In 1971 a new 5 (Banbury) Squadron was formed, which in 1975 became 5 (Queen's Own Oxfordshire Hussars) Signal Squadron.

47 (Middlesex Yeomanry) Signal Squadron at Uxbridge formed part of the regiment from 1995 to 2006, when it transferred to 71st (City of London) Yeomanry Signal Regiment.

In 2000, the North Somerset Yeomanry designation was revived for the Headquarters Squadron of 39th (Skinners) Signal Regiment and, in 2008, that squadron, as 93 (North Somerset Yeomanry) Squadron, became the Regiment's Support Squadron.

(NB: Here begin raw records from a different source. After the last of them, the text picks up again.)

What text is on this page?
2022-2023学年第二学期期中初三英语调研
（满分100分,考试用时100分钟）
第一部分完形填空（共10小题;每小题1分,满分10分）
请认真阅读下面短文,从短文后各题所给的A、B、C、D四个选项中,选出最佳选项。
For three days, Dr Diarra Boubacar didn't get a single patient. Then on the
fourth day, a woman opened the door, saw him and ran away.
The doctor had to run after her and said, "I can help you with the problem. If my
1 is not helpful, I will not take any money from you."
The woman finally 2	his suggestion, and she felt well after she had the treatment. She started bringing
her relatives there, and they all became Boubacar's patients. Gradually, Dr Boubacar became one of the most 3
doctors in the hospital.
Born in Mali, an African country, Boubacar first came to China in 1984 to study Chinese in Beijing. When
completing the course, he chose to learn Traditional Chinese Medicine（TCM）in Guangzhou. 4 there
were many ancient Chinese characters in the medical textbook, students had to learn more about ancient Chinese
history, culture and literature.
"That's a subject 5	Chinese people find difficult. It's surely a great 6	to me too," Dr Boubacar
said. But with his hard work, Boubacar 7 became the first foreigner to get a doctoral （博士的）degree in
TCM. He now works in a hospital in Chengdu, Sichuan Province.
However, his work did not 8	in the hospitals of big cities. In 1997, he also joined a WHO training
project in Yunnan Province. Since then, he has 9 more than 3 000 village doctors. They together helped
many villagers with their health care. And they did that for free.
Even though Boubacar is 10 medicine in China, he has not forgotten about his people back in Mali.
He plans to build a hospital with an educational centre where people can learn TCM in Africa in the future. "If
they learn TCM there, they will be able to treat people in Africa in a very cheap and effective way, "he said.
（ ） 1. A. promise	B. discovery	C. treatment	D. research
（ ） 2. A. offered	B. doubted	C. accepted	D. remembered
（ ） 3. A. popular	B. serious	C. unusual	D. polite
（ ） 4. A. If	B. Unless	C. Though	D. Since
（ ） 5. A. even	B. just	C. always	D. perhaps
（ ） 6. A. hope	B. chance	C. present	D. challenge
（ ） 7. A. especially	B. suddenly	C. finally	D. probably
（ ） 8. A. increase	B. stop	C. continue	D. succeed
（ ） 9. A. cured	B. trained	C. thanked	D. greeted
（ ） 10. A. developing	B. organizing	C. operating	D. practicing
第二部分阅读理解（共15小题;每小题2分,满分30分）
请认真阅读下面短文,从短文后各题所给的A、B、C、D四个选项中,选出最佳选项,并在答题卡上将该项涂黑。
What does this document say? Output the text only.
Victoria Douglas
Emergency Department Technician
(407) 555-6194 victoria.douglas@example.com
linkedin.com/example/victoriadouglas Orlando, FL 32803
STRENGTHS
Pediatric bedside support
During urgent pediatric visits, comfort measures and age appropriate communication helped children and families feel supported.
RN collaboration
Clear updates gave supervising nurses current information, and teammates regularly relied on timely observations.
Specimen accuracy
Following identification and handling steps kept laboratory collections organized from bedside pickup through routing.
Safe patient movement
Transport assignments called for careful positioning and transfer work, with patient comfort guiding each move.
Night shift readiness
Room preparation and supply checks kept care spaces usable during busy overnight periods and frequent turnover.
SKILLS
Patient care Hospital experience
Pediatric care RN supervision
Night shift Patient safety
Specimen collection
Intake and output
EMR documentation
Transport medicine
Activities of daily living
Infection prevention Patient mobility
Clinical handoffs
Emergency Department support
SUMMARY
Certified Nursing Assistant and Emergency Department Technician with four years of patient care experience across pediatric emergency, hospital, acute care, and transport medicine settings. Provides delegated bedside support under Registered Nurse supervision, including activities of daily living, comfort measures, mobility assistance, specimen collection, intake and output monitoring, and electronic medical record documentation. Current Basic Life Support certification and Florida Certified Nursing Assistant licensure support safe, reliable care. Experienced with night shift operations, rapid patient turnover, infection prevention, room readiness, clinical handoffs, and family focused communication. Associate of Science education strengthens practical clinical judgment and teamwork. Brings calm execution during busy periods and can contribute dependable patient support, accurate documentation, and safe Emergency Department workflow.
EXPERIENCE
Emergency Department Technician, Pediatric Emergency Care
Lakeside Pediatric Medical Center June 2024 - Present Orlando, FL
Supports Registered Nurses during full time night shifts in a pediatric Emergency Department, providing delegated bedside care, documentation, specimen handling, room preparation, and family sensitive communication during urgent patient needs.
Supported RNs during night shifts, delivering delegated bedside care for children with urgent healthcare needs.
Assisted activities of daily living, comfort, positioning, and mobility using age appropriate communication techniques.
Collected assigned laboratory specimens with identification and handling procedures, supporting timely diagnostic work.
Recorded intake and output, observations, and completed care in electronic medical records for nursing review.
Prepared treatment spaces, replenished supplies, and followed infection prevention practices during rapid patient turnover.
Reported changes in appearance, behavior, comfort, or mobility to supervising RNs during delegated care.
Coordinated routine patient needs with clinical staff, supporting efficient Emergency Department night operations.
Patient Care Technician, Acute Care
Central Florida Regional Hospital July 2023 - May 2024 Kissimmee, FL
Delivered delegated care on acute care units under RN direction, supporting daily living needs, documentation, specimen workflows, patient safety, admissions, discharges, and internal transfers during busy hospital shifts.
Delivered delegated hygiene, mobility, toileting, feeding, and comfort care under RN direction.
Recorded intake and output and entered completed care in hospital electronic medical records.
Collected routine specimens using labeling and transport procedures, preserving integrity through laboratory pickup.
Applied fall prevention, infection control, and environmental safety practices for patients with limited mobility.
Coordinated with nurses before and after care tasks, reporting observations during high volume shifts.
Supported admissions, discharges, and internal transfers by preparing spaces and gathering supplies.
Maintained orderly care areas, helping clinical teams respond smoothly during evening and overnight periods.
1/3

In 2006, 94 (Berkshire Yeomanry) Squadron transferred from 31st (City of London) Signal Regiment.

In 2014, under Army 2020, 43 (Wessex and City & County of Bristol) Signal Squadron transferred from 21st Signal Regiment and 53 (Welsh) Signal Squadron transferred from 37th Signal Regiment, while 5 (QOOH) Squadron transferred to the Royal Logistic Corps.

==Structure==
The current structure of the regiment is as follows:

- Regimental Headquarters, in Bristol
- 43 (Wessex and City & County of Bristol) Signal Squadron, in Bath
  - 857 (City and County of Bristol) Signal Troop, in Bristol
- 53 (Wales and Western) Signal Squadron, in Cardiff
  - Western Signal Troop, in Gloucester
- 93 (North Somerset Yeomanry) Support Squadron, in Bristol
- 94 (Berkshire Yeomanry) Signal Squadron, in Windsor

==Honours==
- Freedom of the City of Bristol in 2019.